`TypeApplications`

are an alternative to type *annotations* when the compiler struggles to infer types for a given expression.

This series of examples will explain the purpose of the `TypeApplications`

extension and how to use it

Don't forget to enable the extension by placing `{-# LANGUAGE TypeApplications #-}`

at the top of your source file.

We use type annotations to avoid ambiguity. Type applications can be used for the same purpose. For example

```
x :: Num a => a
x = 5
main :: IO ()
main = print x
```

This code has an ambiguity error. We know that `a`

has a `Num`

instance, and in order to print it we know it needs a `Show`

instance. This could work if `a`

was, for example, an `Int`

, so to fix the error we can add a type annotation

```
main = print (x :: Int)
```

Another solution using type applications would look like this

```
main = print @Int x
```

To understand what this means we need to look at the type signature of `print`

.

```
print :: Show a => a -> IO ()
```

The function takes one parameter of type `a`

, but another way to look at it is that it actually takes two parameters. The first one is a *type* parameter, the second one is a value whose type is the first parameter.

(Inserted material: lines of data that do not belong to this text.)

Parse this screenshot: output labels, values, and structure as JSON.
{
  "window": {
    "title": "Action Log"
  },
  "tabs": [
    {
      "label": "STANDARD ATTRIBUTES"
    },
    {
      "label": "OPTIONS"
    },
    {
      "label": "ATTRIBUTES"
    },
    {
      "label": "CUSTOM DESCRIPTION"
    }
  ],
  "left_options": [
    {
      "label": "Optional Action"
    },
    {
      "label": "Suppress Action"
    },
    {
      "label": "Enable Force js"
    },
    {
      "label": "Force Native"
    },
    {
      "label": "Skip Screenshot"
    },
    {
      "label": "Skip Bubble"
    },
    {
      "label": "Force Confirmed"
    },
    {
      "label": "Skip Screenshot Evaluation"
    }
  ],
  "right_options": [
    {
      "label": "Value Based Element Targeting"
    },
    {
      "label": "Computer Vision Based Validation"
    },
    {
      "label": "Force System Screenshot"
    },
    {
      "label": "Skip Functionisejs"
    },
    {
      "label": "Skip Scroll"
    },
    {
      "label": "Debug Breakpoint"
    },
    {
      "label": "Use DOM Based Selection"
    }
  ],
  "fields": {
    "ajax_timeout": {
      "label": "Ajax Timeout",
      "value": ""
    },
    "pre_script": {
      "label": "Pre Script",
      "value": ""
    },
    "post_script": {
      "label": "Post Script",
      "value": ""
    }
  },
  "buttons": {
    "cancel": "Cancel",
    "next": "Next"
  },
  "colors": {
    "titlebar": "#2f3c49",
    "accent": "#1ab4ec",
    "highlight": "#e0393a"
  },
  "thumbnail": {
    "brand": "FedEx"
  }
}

The main difference between value parameters and the type parameters is that the latter ones are implicitly provided to functions when we call them. Who provides them? The type inference algorithm! What `TypeApplications`

let us do is give those type parameters explicitly. This is especially useful when the type inference can't determine the correct type.

So to break down the above example

```
print :: Show a => a -> IO ()
print @Int :: Int -> IO ()
print @Int x :: IO ()
```

If you're familiar with languages like Java, C# or C++ and the concept of generics/templates then this comparison might be useful for you.

Say we have a generic function in C#

```
public static T DoNothing<T>(T in) { return in; }
```

To call this function with a `float`

we can do `DoNothing(5.0f)`

or if we want to be explicit we can say `DoNothing<float>(5.0f)`

. That part inside of the angle brackets is the type application.

In Haskell it's the same, except that the type parameters are not only implicit at call sites but also at definition sites.

```
doNothing :: a -> a
doNothing x = x
```

This can also be made explicit using either `ScopedTypeVariables`

, `Rank2Types`

or `RankNTypes`

extensions like this.

```
doNothing :: forall a. a -> a
doNothing x = x
```

Then at the call site we can again either write `doNothing 5.0`

or `doNothing @Float 5.0`

The problem with type arguments being implicit becomes obvious once we have more than one. Which order do they come in?

```
const :: a -> b -> a
```

Does writing `const @Int`

mean `a`

is equal to `Int`

, or is it `b`

?
In case we explicitly state the type parameters using a `forall`

like `const :: forall a b. a -> b -> a`

then the order is as written: `a`

, then `b`

.

If we don't, then the order of variables is from left to right. The first variable to be mentioned is the first type parameter, the second is the second type parameter and so on.

What if we want to specify the second type variable, but not the first? We can use a wildcard for the first variable like this

```
const @_ @Int
```

The type of this expression is

```
const @_ @Int :: a -> Int -> a
```

Say you're introducing a class of types that have a size in bytes.

```
class SizeOf a where
sizeOf :: a -> Int
```

The problem is that the size should be constant for every value of that type. We don't actually want the `sizeOf`

function to depend on `a`

, but only on it's type.

Without type applications, the best solution we had was the `Proxy`

type defined like this

```
data Proxy a = Proxy
```

The purpose of this type is to carry type information, but no value information. Then our class could look like this

```
class SizeOf a where
sizeOf :: Proxy a -> Int
```

Now you might be wondering, why not drop the first argument altogether? The type of our function would then just be `sizeOf :: Int`

or, to be more precise because it is a method of a class, `sizeOf :: SizeOf a => Int`

or to be even more explicit `sizeOf :: forall a. SizeOf a => Int`

.

The problem is type inference. If I write `sizeOf`

somewhere, the inference algorithm only knows that I expect an `Int`

. It has no idea what type I want to substitute for `a`

. Because of this, the definition gets rejected by the compiler *unless* you have the `{-# LANGUAGE AllowAmbiguousTypes #-}`

extension enabled. In that case the definition compiles,it just can't be used anywhere without an ambiguity error.

Luckily, the introduction of type applications saves the day! Now we can write `sizeOf @Int`

, explicitly saying that `a`

is `Int`

. Type applications allow us to provide a type parameter, even if it doesn't appear in the *actual parameters of the function*!